What About Analytics?

We are extremely excited about AMP’s analytics. There are two ways through which you can enable analytics functionality for Accelerated Mobile Pages:

1. Using the amp-analytics extended component – recommended for advanced users. It allows for a greater level of configuration & analytics interactions. (read more)

2. Using the amp-pixel element component – recommended for basic users. It counts page-views as a traditional tracking pixel, with GET request.

Google has published a complete guide to Analytics for AMP Pages on its developer’s blog.

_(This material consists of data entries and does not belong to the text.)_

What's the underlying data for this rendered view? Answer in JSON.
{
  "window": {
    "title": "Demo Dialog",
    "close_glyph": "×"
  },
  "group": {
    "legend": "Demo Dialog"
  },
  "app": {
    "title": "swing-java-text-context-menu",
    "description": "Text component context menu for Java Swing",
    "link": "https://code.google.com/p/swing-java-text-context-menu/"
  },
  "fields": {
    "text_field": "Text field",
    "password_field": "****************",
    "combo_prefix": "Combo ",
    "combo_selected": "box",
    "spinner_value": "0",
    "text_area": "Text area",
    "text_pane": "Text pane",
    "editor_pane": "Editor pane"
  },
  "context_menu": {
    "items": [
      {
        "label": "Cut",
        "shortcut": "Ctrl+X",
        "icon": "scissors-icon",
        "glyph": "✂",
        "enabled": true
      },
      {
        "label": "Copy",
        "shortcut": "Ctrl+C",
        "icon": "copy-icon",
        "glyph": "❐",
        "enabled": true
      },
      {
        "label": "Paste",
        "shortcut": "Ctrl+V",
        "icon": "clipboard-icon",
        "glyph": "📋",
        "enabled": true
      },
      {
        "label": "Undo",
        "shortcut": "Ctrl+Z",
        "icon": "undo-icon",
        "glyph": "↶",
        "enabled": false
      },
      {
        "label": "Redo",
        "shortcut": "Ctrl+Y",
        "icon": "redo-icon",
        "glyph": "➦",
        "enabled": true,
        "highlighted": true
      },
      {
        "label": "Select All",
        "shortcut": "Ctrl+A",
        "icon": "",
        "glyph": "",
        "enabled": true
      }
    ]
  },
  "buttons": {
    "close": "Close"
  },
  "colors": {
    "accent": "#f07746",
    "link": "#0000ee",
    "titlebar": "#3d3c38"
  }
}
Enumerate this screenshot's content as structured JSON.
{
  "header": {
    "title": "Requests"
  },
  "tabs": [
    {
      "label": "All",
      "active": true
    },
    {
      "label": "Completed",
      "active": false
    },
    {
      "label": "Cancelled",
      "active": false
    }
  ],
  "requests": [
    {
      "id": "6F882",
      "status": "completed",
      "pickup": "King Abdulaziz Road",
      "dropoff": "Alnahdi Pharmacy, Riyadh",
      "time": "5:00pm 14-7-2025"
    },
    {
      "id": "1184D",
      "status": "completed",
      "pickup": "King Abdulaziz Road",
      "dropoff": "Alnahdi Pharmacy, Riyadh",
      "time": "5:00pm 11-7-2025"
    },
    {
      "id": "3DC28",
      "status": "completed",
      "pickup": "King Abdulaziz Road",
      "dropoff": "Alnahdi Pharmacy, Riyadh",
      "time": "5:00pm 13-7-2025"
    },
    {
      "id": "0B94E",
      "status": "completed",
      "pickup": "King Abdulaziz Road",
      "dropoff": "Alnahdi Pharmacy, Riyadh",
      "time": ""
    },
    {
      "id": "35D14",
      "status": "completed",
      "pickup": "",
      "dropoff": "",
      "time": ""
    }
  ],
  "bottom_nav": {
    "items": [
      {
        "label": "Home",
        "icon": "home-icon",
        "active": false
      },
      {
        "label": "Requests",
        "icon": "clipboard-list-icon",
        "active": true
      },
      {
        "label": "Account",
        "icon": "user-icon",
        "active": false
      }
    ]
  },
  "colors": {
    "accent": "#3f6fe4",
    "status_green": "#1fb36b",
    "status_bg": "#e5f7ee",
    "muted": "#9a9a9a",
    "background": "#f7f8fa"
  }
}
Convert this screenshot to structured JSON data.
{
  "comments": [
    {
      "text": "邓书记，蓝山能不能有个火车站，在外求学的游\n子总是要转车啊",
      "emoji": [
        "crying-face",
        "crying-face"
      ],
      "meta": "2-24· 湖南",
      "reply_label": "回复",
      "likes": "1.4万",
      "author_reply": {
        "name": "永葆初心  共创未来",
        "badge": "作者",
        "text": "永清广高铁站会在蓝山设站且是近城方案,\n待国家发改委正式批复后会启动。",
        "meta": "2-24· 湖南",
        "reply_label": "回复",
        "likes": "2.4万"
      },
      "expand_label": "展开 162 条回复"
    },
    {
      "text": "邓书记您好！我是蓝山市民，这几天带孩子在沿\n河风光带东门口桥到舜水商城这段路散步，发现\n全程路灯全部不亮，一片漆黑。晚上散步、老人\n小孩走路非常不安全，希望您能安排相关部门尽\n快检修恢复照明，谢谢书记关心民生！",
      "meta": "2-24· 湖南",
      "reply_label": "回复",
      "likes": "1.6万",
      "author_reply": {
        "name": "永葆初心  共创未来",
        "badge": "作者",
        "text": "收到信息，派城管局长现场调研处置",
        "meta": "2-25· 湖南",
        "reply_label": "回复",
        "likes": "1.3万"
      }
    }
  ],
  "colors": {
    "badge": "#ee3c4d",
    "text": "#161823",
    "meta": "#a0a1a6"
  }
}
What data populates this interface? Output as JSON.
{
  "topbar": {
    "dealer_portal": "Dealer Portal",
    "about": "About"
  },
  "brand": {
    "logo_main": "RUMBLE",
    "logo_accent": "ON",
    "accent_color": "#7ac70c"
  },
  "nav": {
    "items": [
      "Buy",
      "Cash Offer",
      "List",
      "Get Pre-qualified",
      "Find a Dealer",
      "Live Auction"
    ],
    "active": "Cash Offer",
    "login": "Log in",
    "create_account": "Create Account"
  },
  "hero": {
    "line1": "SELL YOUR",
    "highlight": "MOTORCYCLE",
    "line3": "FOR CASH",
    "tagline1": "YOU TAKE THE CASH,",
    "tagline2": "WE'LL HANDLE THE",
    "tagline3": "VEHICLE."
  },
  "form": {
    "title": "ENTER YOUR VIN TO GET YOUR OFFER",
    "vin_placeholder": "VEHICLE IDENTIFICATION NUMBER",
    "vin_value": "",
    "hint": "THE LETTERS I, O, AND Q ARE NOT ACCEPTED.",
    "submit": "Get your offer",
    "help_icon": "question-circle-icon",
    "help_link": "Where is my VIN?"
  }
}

How to Set-up Accelerated Mobile Pages

Now that you understand the basics of AMPs, it’s time to get your hands dirty by implementing them on your WordPress site. Here’s how:

· Download the plugin from the GitHub page as a Zip file. Install the plugin on your site and append the “/amp/” tag (or “?amp=1”) to any article on your page.

· The Search Console will eventually pick up the AMP version of your articles (with the rel=”amphtml” tag). Once this happens, you can start optimizing and correcting issues. The only problem with this is that changes are picked up rather slowly by the console.

· Validate with the Schema Mark-up. As I already mentioned, you will have to validate the schema mark-up on your Accelerated Mobile Pages. For this purpose, you will need the Google Structured Data Testing tool.

· Get Google Analytics to Work. Please read the official guide on Google Developers for more info.